In Arabic, the name al ghriba means the strange one or the marvelous one, but the Al Ghriba Synagogue meant death for 21 people four years ago. The synagogue on Djerba, a southern Tunisian island, was the site of an al Qaeda terrorist attack in April 2002, and Jewish pilgrims who had come for centuries for a two-day Lag B’Omer celebration stopped coming.
Tuesday was Lag B’Omer, and the pilgrims came back.
Thousands of Jews, mostly Israeli, mostly Sephardi, joined the annual event. The focus was the Al Ghriba Synagogue, where Rabbi Frazi Mazouz, above, reads a prayer book. In the synagogue, a shrine that supposedly contains a stone from the First Temple in Jerusalem, is filled with eggs by women as an omen for fertility. Outside, a towering wooden monument is wheeled through the streets.
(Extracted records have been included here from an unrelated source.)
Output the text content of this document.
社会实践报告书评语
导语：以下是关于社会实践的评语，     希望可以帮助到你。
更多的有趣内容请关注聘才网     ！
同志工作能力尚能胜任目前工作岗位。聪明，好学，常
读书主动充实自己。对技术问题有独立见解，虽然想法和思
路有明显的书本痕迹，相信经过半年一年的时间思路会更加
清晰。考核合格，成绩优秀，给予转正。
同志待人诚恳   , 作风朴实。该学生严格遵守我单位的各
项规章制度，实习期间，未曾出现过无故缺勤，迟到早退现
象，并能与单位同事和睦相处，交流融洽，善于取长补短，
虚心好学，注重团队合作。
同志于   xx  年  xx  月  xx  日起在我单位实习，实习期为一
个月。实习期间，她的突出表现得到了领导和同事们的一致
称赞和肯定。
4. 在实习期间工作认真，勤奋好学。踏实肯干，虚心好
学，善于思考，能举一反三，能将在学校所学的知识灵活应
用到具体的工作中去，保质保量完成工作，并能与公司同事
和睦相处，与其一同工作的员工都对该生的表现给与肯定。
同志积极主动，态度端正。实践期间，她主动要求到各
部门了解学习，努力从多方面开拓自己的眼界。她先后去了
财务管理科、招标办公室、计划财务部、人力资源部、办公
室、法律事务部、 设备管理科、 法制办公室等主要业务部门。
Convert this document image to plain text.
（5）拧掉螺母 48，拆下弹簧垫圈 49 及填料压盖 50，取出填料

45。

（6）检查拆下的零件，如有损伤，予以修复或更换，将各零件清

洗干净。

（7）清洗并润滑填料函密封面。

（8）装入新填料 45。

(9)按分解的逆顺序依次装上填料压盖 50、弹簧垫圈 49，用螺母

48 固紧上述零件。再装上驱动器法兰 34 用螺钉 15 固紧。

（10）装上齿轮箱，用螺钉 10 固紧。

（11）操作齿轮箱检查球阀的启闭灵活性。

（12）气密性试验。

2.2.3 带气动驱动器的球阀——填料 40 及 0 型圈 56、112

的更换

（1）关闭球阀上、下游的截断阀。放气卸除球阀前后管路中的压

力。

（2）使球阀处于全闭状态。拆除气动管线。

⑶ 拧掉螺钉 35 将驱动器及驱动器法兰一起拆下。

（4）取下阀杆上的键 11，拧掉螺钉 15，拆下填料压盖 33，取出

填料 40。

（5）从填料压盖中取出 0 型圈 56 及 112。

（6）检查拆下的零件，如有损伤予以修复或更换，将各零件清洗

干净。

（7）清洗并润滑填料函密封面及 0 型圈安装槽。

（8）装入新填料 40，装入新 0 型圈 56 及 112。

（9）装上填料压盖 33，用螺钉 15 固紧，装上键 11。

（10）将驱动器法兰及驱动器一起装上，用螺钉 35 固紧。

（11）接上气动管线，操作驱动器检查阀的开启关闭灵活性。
The Djerba pilgrimage is one of the few conducted by Jews in an Arab or Muslim country.
"I’m happy to be in my country for the third successive year," said Hayem Houri, now an Israeli, calling the pilgrimage an "opportunity to fraternize among Jews, Muslims and Christians."
The Tunisian government encourages the festival, and provides security personnel.
Djerba has a dwindling Jewish community, which supports the El-Hara school.
The 2002 terrorist attack was not forgotten. Two weeks ago Spain’s National Court sentenced two men, a Spaniard and a Pakistani, to five-year sentences for collaborating in the bombing.